AutoGPT: Does it Live up to the Hype?
I was working out an outline for a proof of concept: how to generate vulnerability remediation content for certain situations. A close friend and former colleague turned me on to AutoGPT.
I built it that weekend and at first: I thought I was hooked.
Look at this demo. Who wouldn't be hooked? I suggest you pause to view it.
For the best experience, maximize the video and change the playback speed to 50% so you can read and understand what is happening.
If you get it, you get it. I know my former fellow BigFixers, HCLites, and IBMers will catch on immediately.
If you don't understand what is happening: AutoGPT is extrapolating on goals and spawning commands without additional instruction. If you were to generate similar output with ChatGPT you'd have to send a long series of chained prompts - and that's not even considering the fact that ChatGPT can't browse the web for you - at least not just yet (at the time of this blog post ChatGPT does have a browser mode that is currently in Alpha).
The First Test for AutoGPT
My first test: to recreate some of the output from the Demo video.
I told AutoGPT that it's role was to be a BigFix_Expert-AI, that it knew everything about creating custom content and that it loved to blog about the subject.
It's goals:
Grow a LinkedIn following by creating ten interesting and valuable post content.
Grow it's blog audience with ten valuable articles going deep in to how it authored unique and useful BigFix content.
Ensure that all content is fresh, not referring to BigFix versions 9.x and older, and only looking for content opportunities from the past six months (i.e. don't solve a forum.bigfix.com problem from earlier than Fall 2022).
The outcome:
It started off really well. It decided that it needed to research forum.bigfix.com and it looked at Substack posts, LinkedIn posts, and it reviewed the BigFix documentation on HCL's website.

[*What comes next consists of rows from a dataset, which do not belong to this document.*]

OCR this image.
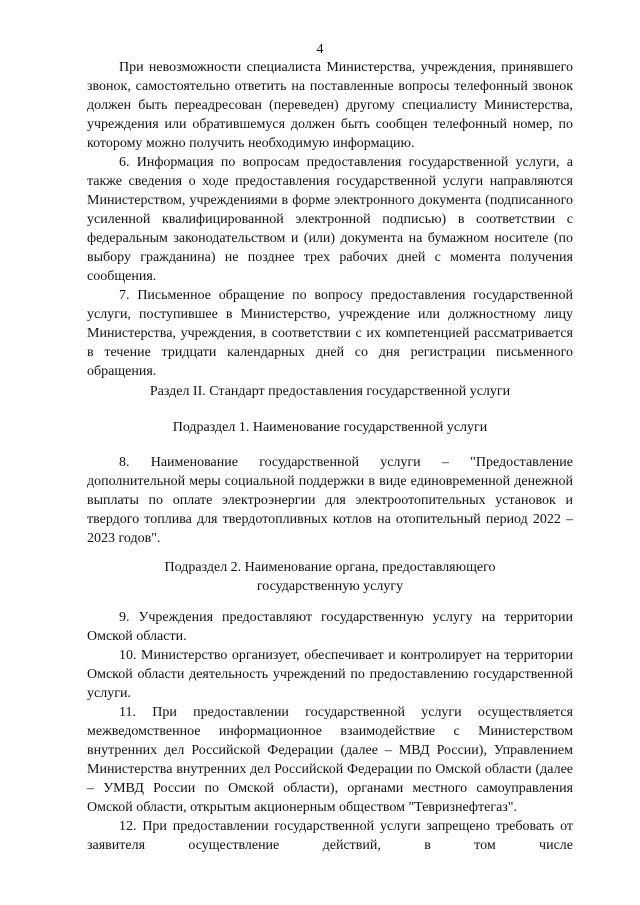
4

При невозможности специалиста Министерства, учреждения, принявшего звонок, самостоятельно ответить на поставленные вопросы телефонный звонок должен быть переадресован (переведен) другому специалисту Министерства, учреждения или обратившемуся должен быть сообщен телефонный номер, по которому можно получить необходимую информацию.

6. Информация по вопросам предоставления государственной услуги, а также сведения о ходе предоставления государственной услуги направляются Министерством, учреждениями в форме электронного документа (подписанного усиленной квалифицированной электронной подписью) в соответствии с федеральным законодательством и (или) документа на бумажном носителе (по выбору гражданина) не позднее трех рабочих дней с момента получения сообщения.

7. Письменное обращение по вопросу предоставления государственной услуги, поступившее в Министерство, учреждение или должностному лицу Министерства, учреждения, в соответствии с их компетенцией рассматривается в течение тридцати календарных дней со дня регистрации письменного обращения.

Раздел II. Стандарт предоставления государственной услуги

Подраздел 1. Наименование государственной услуги

8. Наименование государственной услуги – "Предоставление дополнительной меры социальной поддержки в виде единовременной денежной выплаты по оплате электроэнергии для электроотопительных установок и твердого топлива для твердотопливных котлов на отопительный период 2022 – 2023 годов".

Подраздел 2. Наименование органа, предоставляющего

государственную услугу

9. Учреждения предоставляют государственную услугу на территории Омской области.

10. Министерство организует, обеспечивает и контролирует на территории Омской области деятельность учреждений по предоставлению государственной услуги.

11. При предоставлении государственной услуги осуществляется межведомственное информационное взаимодействие с Министерством внутренних дел Российской Федерации (далее – МВД России), Управлением Министерства внутренних дел Российской Федерации по Омской области (далее – УМВД России по Омской области), органами местного самоуправления Омской области, открытым акционерным обществом "Тевризнефтегаз".

12. При предоставлении государственной услуги запрещено требовать от заявителя осуществление действий, в том числе
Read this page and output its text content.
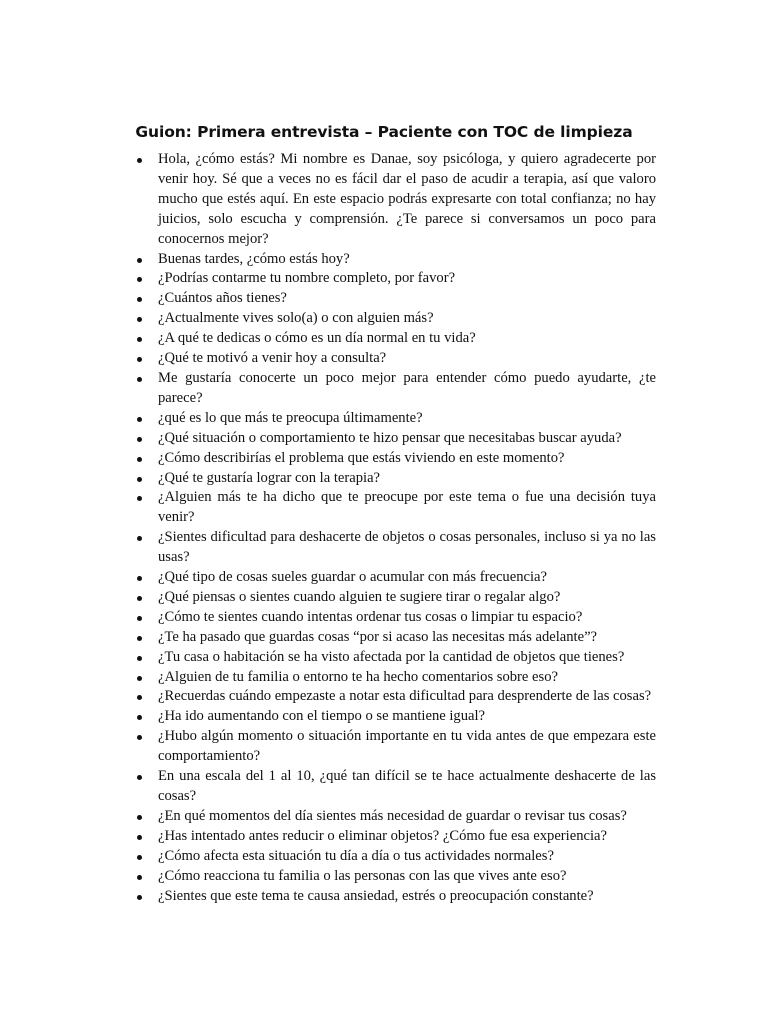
Guion: Primera entrevista – Paciente con TOC de limpieza
Hola, ¿cómo estás? Mi nombre es Danae, soy psicóloga, y quiero agradecerte por venir hoy. Sé que a veces no es fácil dar el paso de acudir a terapia, así que valoro mucho que estés aquí. En este espacio podrás expresarte con total confianza; no hay juicios, solo escucha y comprensión. ¿Te parece si conversamos un poco para conocernos mejor?
Buenas tardes, ¿cómo estás hoy?
¿Podrías contarme tu nombre completo, por favor?
¿Cuántos años tienes?
¿Actualmente vives solo(a) o con alguien más?
¿A qué te dedicas o cómo es un día normal en tu vida?
¿Qué te motivó a venir hoy a consulta?
Me gustaría conocerte un poco mejor para entender cómo puedo ayudarte, ¿te parece?
¿qué es lo que más te preocupa últimamente?
¿Qué situación o comportamiento te hizo pensar que necesitabas buscar ayuda?
¿Cómo describirías el problema que estás viviendo en este momento?
¿Qué te gustaría lograr con la terapia?
¿Alguien más te ha dicho que te preocupe por este tema o fue una decisión tuya venir?
¿Sientes dificultad para deshacerte de objetos o cosas personales, incluso si ya no las usas?
¿Qué tipo de cosas sueles guardar o acumular con más frecuencia?
¿Qué piensas o sientes cuando alguien te sugiere tirar o regalar algo?
¿Cómo te sientes cuando intentas ordenar tus cosas o limpiar tu espacio?
¿Te ha pasado que guardas cosas “por si acaso las necesitas más adelante”?
¿Tu casa o habitación se ha visto afectada por la cantidad de objetos que tienes?
¿Alguien de tu familia o entorno te ha hecho comentarios sobre eso?
¿Recuerdas cuándo empezaste a notar esta dificultad para desprenderte de las cosas?
¿Ha ido aumentando con el tiempo o se mantiene igual?
¿Hubo algún momento o situación importante en tu vida antes de que empezara este comportamiento?
En una escala del 1 al 10, ¿qué tan difícil se te hace actualmente deshacerte de las cosas?
¿En qué momentos del día sientes más necesidad de guardar o revisar tus cosas?
¿Has intentado antes reducir o eliminar objetos? ¿Cómo fue esa experiencia?
¿Cómo afecta esta situación tu día a día o tus actividades normales?
¿Cómo reacciona tu familia o las personas con las que vives ante eso?
¿Sientes que este tema te causa ansiedad, estrés o preocupación constante?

It attempted (and failed) to clone the BigFix Developer Git Hub repo, so I pulled it to a local folder that AutoGPT could write to (note that I didn't do this in Docker because previous AutoGPT attempts crashed and burned, which caused the Docker environment to vaporize so I couldn't review any files left behind).
The net: AutoGPT did pen a few blog posts but it took 10 hours (and about $1.35 in GPT tokens) and the posts were unremarkable. I've gotten much better content with a few well crafted chain prompts in ChatGPT 3.5.
What IS remarkable is the fact that AutoGPT didn't learn from any of its activities.
It tried and failed to clone the BigFix Developer repo 20 times, despite me reminding it that it was already locally cloned.